Failure to Provide Appropriate Discharge Planning and Readmission for Hospitalized Resident
Penalty
Summary
Surveyors identified that the facility failed to ensure an appropriate discharge plan for one resident who was hospitalized for a suspected gastrointestinal bleed. The resident had vascular dementia with behavioral disturbances, sequelae of cerebral infarction, constipation, and atrial fibrillation, and was dependent for toileting and transfers with documented verbal and physical behaviors toward others. After the resident vomited coffee-ground emesis, the physician ordered a transfer to the hospital emergency department to rule out a GI bleed, and the discharge MDS reflected an unplanned discharge to a short-term general hospital with return anticipated. An interdisciplinary care plan meeting held prior to the hospitalization included multiple disciplines, the resident’s companion, and two guardians, but there was no documentation that discharge planning was discussed, and the resident’s care plan contained no evidence of a planned discharge.
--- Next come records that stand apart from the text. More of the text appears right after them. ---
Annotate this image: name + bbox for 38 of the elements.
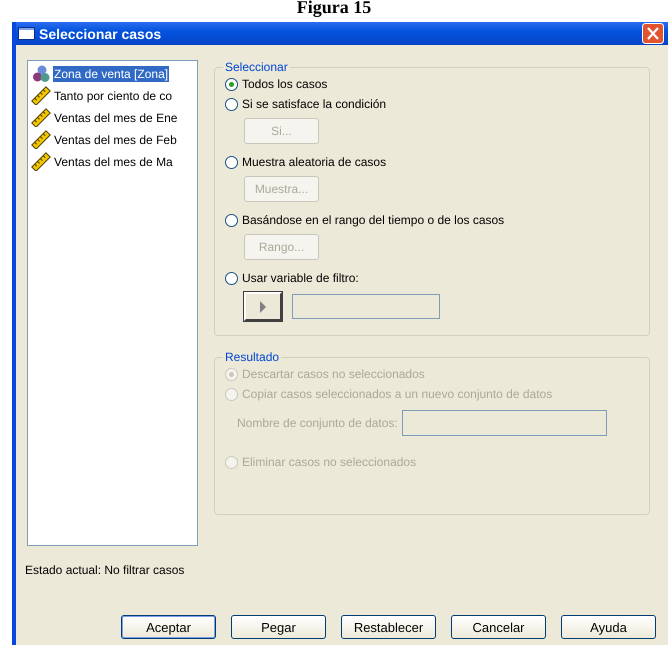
dialog-button[interactable]: Cancelar	[451, 615, 546, 639]
variable-item[interactable]: Ventas del mes de Ene	[53, 110, 178, 126]
field-label: Nombre de conjunto de datos:	[237, 416, 398, 430]
input-field[interactable]	[292, 294, 440, 319]
option-label: Muestra aleatoria de casos	[242, 155, 386, 169]
variable-list[interactable]: Zona de venta [Zona] Tanto por ciento de co Ventas del mes de Ene Ventas del mes de Feb Ventas del mes de Ma	[27, 60, 198, 546]
ruler-icon	[31, 130, 51, 149]
radio-button[interactable]	[225, 272, 238, 284]
dialog-button[interactable]: Pegar	[231, 615, 326, 639]
dialog-button[interactable]: Ayuda	[561, 615, 656, 639]
radio-button[interactable]	[225, 98, 238, 110]
figure-caption: Figura 15	[296, 0, 372, 19]
move-button[interactable]	[244, 292, 282, 321]
variable-item[interactable]: Ventas del mes de Feb	[53, 132, 178, 148]
dialog-button[interactable]: Aceptar	[121, 615, 216, 639]
option-label: Eliminar casos no seleccionados	[242, 455, 416, 469]
radio-button[interactable]	[225, 156, 238, 168]
variable-item[interactable]: Zona de venta [Zona]	[53, 66, 170, 82]
arrow-icon	[260, 300, 266, 312]
option-label: Usar variable de filtro:	[242, 271, 359, 285]
variable-item[interactable]: Ventas del mes de Ma	[53, 154, 174, 170]
option-label: Todos los casos	[242, 77, 328, 91]
ruler-icon	[31, 108, 51, 127]
dialog-button[interactable]: Restablecer	[341, 615, 436, 639]
window-title: Seleccionar casos	[39, 26, 162, 42]
variable-item[interactable]: Tanto por ciento de co	[53, 88, 174, 104]
status-text: Estado actual: No filtrar casos	[25, 563, 186, 577]
group-title: Seleccionar	[224, 60, 289, 74]
option-label: Basándose en el rango del tiempo o de los casos	[242, 213, 504, 227]
option-label: Copiar casos seleccionados a un nuevo conjunto de datos	[242, 387, 552, 401]
radio-button[interactable]	[225, 214, 238, 226]
close-icon[interactable]	[642, 23, 664, 44]
nominal-variable-icon	[31, 64, 51, 83]
option-label: Si se satisface la condición	[242, 97, 386, 111]
radio-button[interactable]	[225, 78, 238, 90]
option-label: Descartar casos no seleccionados	[242, 367, 425, 381]
group-title: Resultado	[224, 350, 280, 364]
window-icon	[18, 27, 35, 40]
While the resident was in the hospital, the facility issued a same-day Transfer/Discharge Notice stating that the IDT had determined the resident would be discharged that day, citing that the resident’s needs could not be met after reasonable accommodation and that the safety and health of individuals in the facility would be endangered. The notice identified interference from the resident’s two guardians as the evidence supporting these reasons, but there was no documentation that the resident personally endangered the health or safety of others. The notice included information about the right to appeal the discharge, and the discharge was appealed. When the resident was medically cleared to return, the facility did not accept the resident back. Review of the electronic medical record showed no documented IDT discharge plan and no nursing progress notes after the date of hospital transfer, and no social work progress notes after that time, indicating a lack of documented planning and coordination related to the discharge decision.